In 1885, the wealthy industrialist and tycoon Leland Stanford and his wife Jane, shortly after becoming governor of California, established the Leland Stanford Junior University in memory of their only child. The university stood on a vast track of land owned by the Stanfords, which would eventually become Silicon Valley. Opening in 1891, the university began offering agricultural studies but this soon expanded to include other fields of study.
It was professors, graduates, and students of Stanford University who contributed largely to the birth of the technological age in the area.

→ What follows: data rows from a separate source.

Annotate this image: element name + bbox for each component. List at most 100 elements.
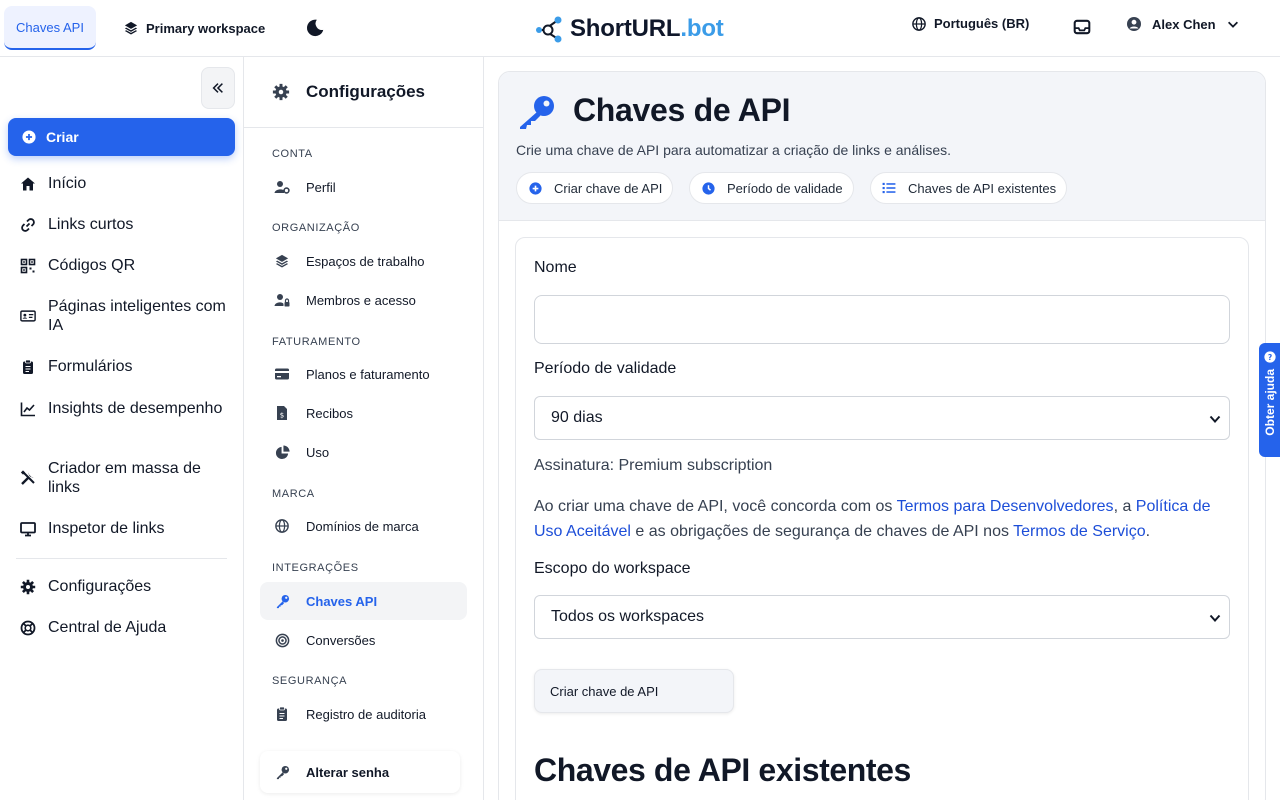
layers-icon [274,253,290,269]
key-icon [274,593,290,609]
user-name: Alex Chen [1152,16,1216,32]
invoice-icon: $ [274,405,290,421]
settings-item-workspaces[interactable]: Espaços de trabalho [260,242,467,280]
main-sidebar: Criar Início Links curtos Códigos QR Pág… [0,57,244,800]
sidebar-item-smart-pages[interactable]: Páginas inteligentes com IA [20,297,228,335]
sidebar-item-insights[interactable]: Insights de desempenho [20,399,228,418]
existing-keys-title: Chaves de API existentes [534,752,911,788]
get-help-tab[interactable]: ? Obter ajuda [1259,343,1280,457]
scope-label: Escopo do workspace [534,560,691,577]
sidebar-item-settings[interactable]: Configurações [20,577,228,596]
inbox-icon[interactable] [1073,18,1091,36]
key-icon [274,764,290,780]
terms-of-service-link[interactable]: Termos de Serviço [1013,523,1146,540]
subscription-text: Assinatura: Premium subscription [534,457,773,474]
section-label-organization: ORGANIZAÇÃO [272,222,360,234]
user-gear-icon [274,179,290,195]
home-icon [20,176,36,192]
language-label: Português (BR) [934,16,1030,31]
pie-chart-icon [274,444,290,460]
user-circle-icon [1127,17,1141,31]
settings-panel: Configurações CONTA Perfil ORGANIZAÇÃO E… [244,57,484,800]
qr-icon [20,258,36,274]
sidebar-item-bulk-creator[interactable]: Criador em massa de links [20,459,228,497]
sidebar-item-qr-codes[interactable]: Códigos QR [20,256,228,275]
clipboard-list-icon [274,706,290,722]
workspace-switcher[interactable]: Primary workspace [124,14,265,42]
validity-label: Período de validade [534,360,677,377]
api-keys-card: Chaves de API Crie uma chave de API para… [498,71,1266,800]
terms-text: Ao criar uma chave de API, você concorda… [534,498,1211,540]
sidebar-item-short-links[interactable]: Links curtos [20,215,228,234]
pill-create-api-key[interactable]: Criar chave de API [516,172,674,204]
pill-validity-period[interactable]: Período de validade [689,172,854,204]
section-label-brand: MARCA [272,488,315,500]
settings-item-api-keys[interactable]: Chaves API [260,582,467,620]
create-key-form: Nome Período de validade 90 dias Assinat… [515,237,1249,800]
tab-api-keys[interactable]: Chaves API [4,6,96,50]
svg-text:?: ? [1267,353,1271,362]
tools-icon [20,470,36,486]
create-label: Criar [46,129,79,145]
sidebar-item-help-center[interactable]: Central de Ajuda [20,618,228,637]
target-icon [274,632,290,648]
chevron-down-icon [1227,21,1238,28]
chart-line-icon [20,401,36,417]
developer-terms-link[interactable]: Termos para Desenvolvedores [897,498,1114,515]
settings-header: Configurações [244,57,484,128]
logo-text: ShortURL.bot [570,15,724,42]
clipboard-icon [20,359,36,375]
name-label: Nome [534,259,577,276]
help-icon: ? [1263,351,1276,363]
link-icon [20,217,36,233]
pill-existing-api-keys[interactable]: Chaves de API existentes [870,172,1068,204]
plus-circle-icon [22,130,36,144]
settings-item-audit-log[interactable]: Registro de auditoria [260,695,467,733]
list-icon [882,181,896,195]
settings-item-brand-domains[interactable]: Domínios de marca [260,507,467,545]
settings-item-usage[interactable]: Uso [260,433,467,471]
sidebar-item-home[interactable]: Início [20,174,228,193]
lifebuoy-icon [20,620,36,636]
chevron-down-icon [1209,415,1221,423]
settings-item-plans[interactable]: Planos e faturamento [260,355,467,393]
validity-select[interactable]: 90 dias [534,396,1230,440]
svg-text:$: $ [280,412,284,420]
page-header: Chaves de API Crie uma chave de API para… [499,72,1265,221]
section-label-account: CONTA [272,148,313,160]
settings-item-conversions[interactable]: Conversões [260,621,467,659]
id-card-icon [20,308,36,324]
chevron-down-icon [1209,614,1221,622]
sidebar-divider [16,558,227,559]
page-title: Chaves de API [573,92,791,128]
settings-item-profile[interactable]: Perfil [260,168,467,206]
settings-item-receipts[interactable]: $ Recibos [260,394,467,432]
user-menu[interactable]: Alex Chen [1126,16,1240,32]
scope-select[interactable]: Todos os workspaces [534,595,1230,639]
logo-nodes-icon [536,16,562,43]
globe-icon [274,518,290,534]
language-selector[interactable]: Português (BR) [912,16,1029,31]
sidebar-item-link-inspector[interactable]: Inspetor de links [20,519,228,538]
section-label-integrations: INTEGRAÇÕES [272,562,359,574]
create-api-key-button[interactable]: Criar chave de API [534,669,734,713]
section-label-security: SEGURANÇA [272,675,348,687]
layers-icon [124,21,138,35]
gear-icon [20,579,36,595]
create-button[interactable]: Criar [8,118,235,156]
settings-item-members[interactable]: Membros e acesso [260,281,467,319]
page-subtitle: Crie uma chave de API para automatizar a… [516,142,952,158]
credit-card-icon [274,366,290,382]
section-label-billing: FATURAMENTO [272,336,361,348]
key-icon [520,96,554,129]
name-input[interactable] [534,295,1230,344]
sidebar-item-forms[interactable]: Formulários [20,357,228,376]
brand-logo[interactable]: ShortURL.bot [536,15,724,43]
monitor-icon [20,521,36,537]
settings-item-change-password[interactable]: Alterar senha [260,751,460,793]
collapse-sidebar-button[interactable] [201,67,235,109]
gear-icon [272,83,290,101]
dark-mode-toggle-icon[interactable] [304,17,326,39]
globe-icon [912,16,926,31]
user-lock-icon [274,292,290,308]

In 1909, Stanford instructor Cyril Elwell purchased the rights to a radio transmission technology. Called the “arc converter” or “Poulsen arc” after its inventor, it was capable of transmitting sound via radio waves. Elwell, along with other Stanford instructors, refined the technology. He soon established the Poulsen Wireless Telegraph Company (later renamed Federal Telegraph Company) and began selling the technology to the United States Navy. By the First World War, the Poulsen arc was in use in US battleships. The technology would eventually be supplanted but it is significant as it was the first technological company to be founded in the future Silicon Valley.
Fred Terman, considered to be the Father of Silicon Valley, is a graduate of Stanford who returned to the university to teach in 1925. In the mid-1930s, he became a professor and chairman of the Electrical Engineering Department. At that time, he came across a device called a “resistance-tuned oscillator” which was supposed to produce repetitive electronic signals but was not working right. He approached two of his former students, and they discussed the possibility of getting the device to work. After working into the early morning hours at the garage of a rented home in Palo Alto, and with a US$1,000 grant secured by Terman, the team produced a precision audio oscillator. Walt Disney Company purchased eight units of the device and was soon back for more. In 1939, the two students established their own company named after a combination of their own names. They tossed a coin to determine whose name should come first. It was Bill Hewlett who won over Dave Packard.
Fred Terman would continue his work in electronics through the Second World War and after. Other like-minded instructors, graduates, and students of the university likewise conducted researches and experiments that eventually led to developments in radar and microwave technology, the invention of silicon-based transistors and integrated circuits, and microprocessors.